Het onderzoek ter zitting heeft plaatsgevonden op 5 november 2009. Van het verhandelde ter zitting is een proces-verbaal opgemaakt dat met deze uitspraak wordt meegezonden.
2. Feiten
2.1. In de uitspraak van de rechtbank is met betrekking tot de feiten het volgende vermeld (waarbij belanghebbende is aangeduid als eiseres en de inspecteur als verweerder):
“2.1. Eiseres drijft een accountants-, administratie- en belastingadvieskantoor te Y. In 2000 was eiseres in Z gevestigd. De aandelen van eiseres waren in 2000 in handen van [naam] B Groep B.V. Naast een 100%-belang in eiseres had B Groep B.V. tot medio 2002 onder meer een 100%-belang in D en E B.V. (nu: F B.V.) te AA.

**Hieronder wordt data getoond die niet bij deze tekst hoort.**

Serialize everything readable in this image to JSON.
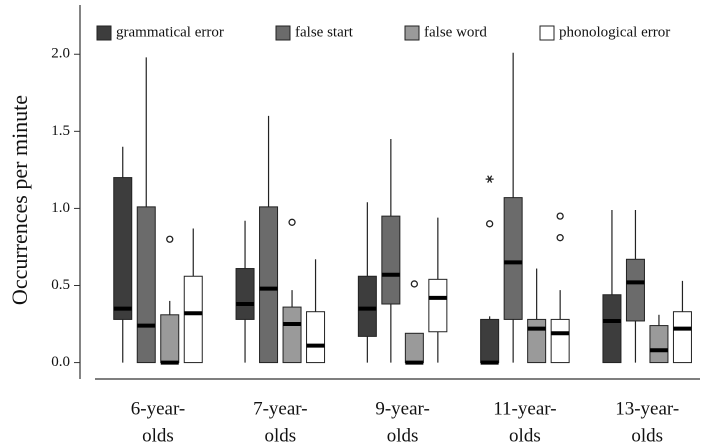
{
  "chart_data": {
    "type": "box",
    "ylabel": "Occurrences per minute",
    "categories": [
      [
        "6-year-",
        "olds"
      ],
      [
        "7-year-",
        "olds"
      ],
      [
        "9-year-",
        "olds"
      ],
      [
        "11-year-",
        "olds"
      ],
      [
        "13-year-",
        "olds"
      ]
    ],
    "ylim": [
      -0.1,
      2.3
    ],
    "yticks": [
      {
        "value": 0,
        "label": "0.0"
      },
      0.5,
      {
        "value": 1,
        "label": "1.0"
      },
      1.5,
      {
        "value": 2,
        "label": "2.0"
      }
    ],
    "legend": "top",
    "series": [
      {
        "name": "grammatical error",
        "color": "#3d3d3d",
        "values": [
          {
            "whislo": 0,
            "q1": 0.28,
            "med": 0.35,
            "q3": 1.2,
            "whishi": 1.4
          },
          {
            "whislo": 0,
            "q1": 0.28,
            "med": 0.38,
            "q3": 0.61,
            "whishi": 0.92
          },
          {
            "whislo": 0,
            "q1": 0.17,
            "med": 0.35,
            "q3": 0.56,
            "whishi": 1.04
          },
          {
            "whislo": 0,
            "q1": 0,
            "med": 0,
            "q3": 0.28,
            "whishi": 0.3,
            "fliers": [
              0.9
            ],
            "extremes": [
              1.19
            ]
          },
          {
            "whislo": 0,
            "q1": 0,
            "med": 0.27,
            "q3": 0.44,
            "whishi": 0.99
          }
        ]
      },
      {
        "name": "false start",
        "color": "#6b6b6b",
        "values": [
          {
            "whislo": 0,
            "q1": 0,
            "med": 0.24,
            "q3": 1.01,
            "whishi": 1.98
          },
          {
            "whislo": 0,
            "q1": 0,
            "med": 0.48,
            "q3": 1.01,
            "whishi": 1.6
          },
          {
            "whislo": 0,
            "q1": 0.38,
            "med": 0.57,
            "q3": 0.95,
            "whishi": 1.45
          },
          {
            "whislo": 0,
            "q1": 0.28,
            "med": 0.65,
            "q3": 1.07,
            "whishi": 2.01
          },
          {
            "whislo": 0,
            "q1": 0.27,
            "med": 0.52,
            "q3": 0.67,
            "whishi": 0.99
          }
        ]
      },
      {
        "name": "false word",
        "color": "#9a9a9a",
        "values": [
          {
            "whislo": 0,
            "q1": 0,
            "med": 0,
            "q3": 0.31,
            "whishi": 0.4,
            "fliers": [
              0.8
            ]
          },
          {
            "whislo": 0,
            "q1": 0,
            "med": 0.25,
            "q3": 0.36,
            "whishi": 0.47,
            "fliers": [
              0.91
            ]
          },
          {
            "whislo": 0,
            "q1": 0,
            "med": 0,
            "q3": 0.19,
            "whishi": 0.19,
            "fliers": [
              0.51
            ]
          },
          {
            "whislo": 0,
            "q1": 0,
            "med": 0.22,
            "q3": 0.28,
            "whishi": 0.61
          },
          {
            "whislo": 0,
            "q1": 0,
            "med": 0.08,
            "q3": 0.24,
            "whishi": 0.31
          }
        ]
      },
      {
        "name": "phonological error",
        "color": "#ffffff",
        "values": [
          {
            "whislo": 0,
            "q1": 0,
            "med": 0.32,
            "q3": 0.56,
            "whishi": 0.87
          },
          {
            "whislo": 0,
            "q1": 0,
            "med": 0.11,
            "q3": 0.33,
            "whishi": 0.67
          },
          {
            "whislo": 0,
            "q1": 0.2,
            "med": 0.42,
            "q3": 0.54,
            "whishi": 0.94
          },
          {
            "whislo": 0,
            "q1": 0,
            "med": 0.19,
            "q3": 0.28,
            "whishi": 0.47,
            "fliers": [
              0.81,
              0.95
            ]
          },
          {
            "whislo": 0,
            "q1": 0,
            "med": 0.22,
            "q3": 0.33,
            "whishi": 0.53
          }
        ]
      }
    ]
  }
}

2.2. Tot 2001 werkte eiseres nauw samen met D en E B.V.
2.3. Van 1 september 1999 tot 1 januari 2001 was de heer [naam] G (hierna: G) bij eiseres in dienst als assistent-accountant.

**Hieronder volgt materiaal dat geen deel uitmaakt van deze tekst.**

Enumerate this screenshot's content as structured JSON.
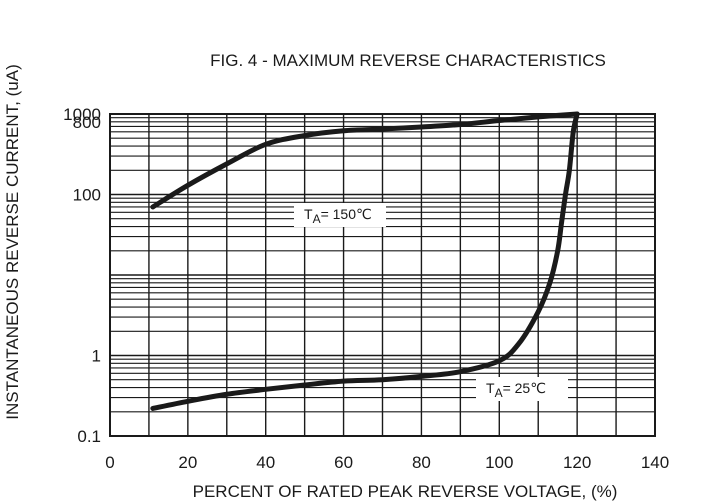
{
  "chart_data": {
    "type": "line",
    "title": "FIG. 4 - MAXIMUM REVERSE CHARACTERISTICS",
    "xlabel": "PERCENT OF RATED PEAK REVERSE VOLTAGE, (%)",
    "ylabel": "INSTANTANEOUS REVERSE CURRENT, (uA)",
    "xlim": [
      0,
      140
    ],
    "ylim": [
      0.1,
      1000
    ],
    "y_scale": "log",
    "grid": true,
    "x_ticks": [
      0,
      20,
      40,
      60,
      80,
      100,
      120,
      140
    ],
    "y_ticks": [
      {
        "value": 0.1,
        "label": "0.1"
      },
      {
        "value": 1,
        "label": "1"
      },
      {
        "value": 100,
        "label": "100"
      },
      {
        "value": 800,
        "label": "800"
      },
      {
        "value": 1000,
        "label": "1000"
      }
    ],
    "series": [
      {
        "label_main": "T",
        "label_sub": "A",
        "label_rest": "= 150℃",
        "points": [
          [
            11,
            70
          ],
          [
            20,
            130
          ],
          [
            30,
            240
          ],
          [
            40,
            420
          ],
          [
            50,
            540
          ],
          [
            60,
            620
          ],
          [
            70,
            650
          ],
          [
            80,
            690
          ],
          [
            90,
            740
          ],
          [
            100,
            830
          ],
          [
            110,
            920
          ],
          [
            120,
            1000
          ]
        ]
      },
      {
        "label_main": "T",
        "label_sub": "A",
        "label_rest": "= 25℃",
        "points": [
          [
            11,
            0.22
          ],
          [
            20,
            0.27
          ],
          [
            30,
            0.33
          ],
          [
            40,
            0.38
          ],
          [
            50,
            0.43
          ],
          [
            60,
            0.48
          ],
          [
            70,
            0.5
          ],
          [
            80,
            0.55
          ],
          [
            90,
            0.63
          ],
          [
            100,
            0.86
          ],
          [
            105,
            1.4
          ],
          [
            110,
            3.5
          ],
          [
            113,
            8
          ],
          [
            115,
            20
          ],
          [
            116,
            45
          ],
          [
            117,
            100
          ],
          [
            118,
            200
          ],
          [
            119,
            600
          ],
          [
            120,
            1000
          ]
        ]
      }
    ]
  }
}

2.4. G ontving in 2000 maandelijks een bedrag van fl. 125 als onkostenvergoeding en daarnaast een vergoeding van fl. 800. Laatstgenoemd bedrag werd op de salarisspecificatie als volgt omschreven: “Onb.-4, vast/dag”.
2.5. De door eiseres verstrekte vergoedingen voor het woon-werkverkeer en algemene kostenvergoedingen werden door eiseres als zodanig en onder die noemer in haar administratie geboekt. De aan de heer G betaalde vergoeding werd met een andere omschrijving, namelijk “Onb-4, vast/dag”, geboekt in de administratie van eiseres.
2.6. Verweerder heeft in 2002 bij eiseres een boekenonderzoek ingesteld. Omdat de administratie van eiseres in verband met een ander onderzoek geruime tijd in handen was van de FIOD, is het rapport door verweerder eerst op 9 augustus 2006 uitgebracht.
2.7. In verband met het niet door eiseres in de loonheffing betrekken van de maandelijkse vergoeding van fl. 800 heeft verweerder aan eiseres een naheffingsaanslag LB/PVV, gedagtekend 27 december 2005, opgelegd.”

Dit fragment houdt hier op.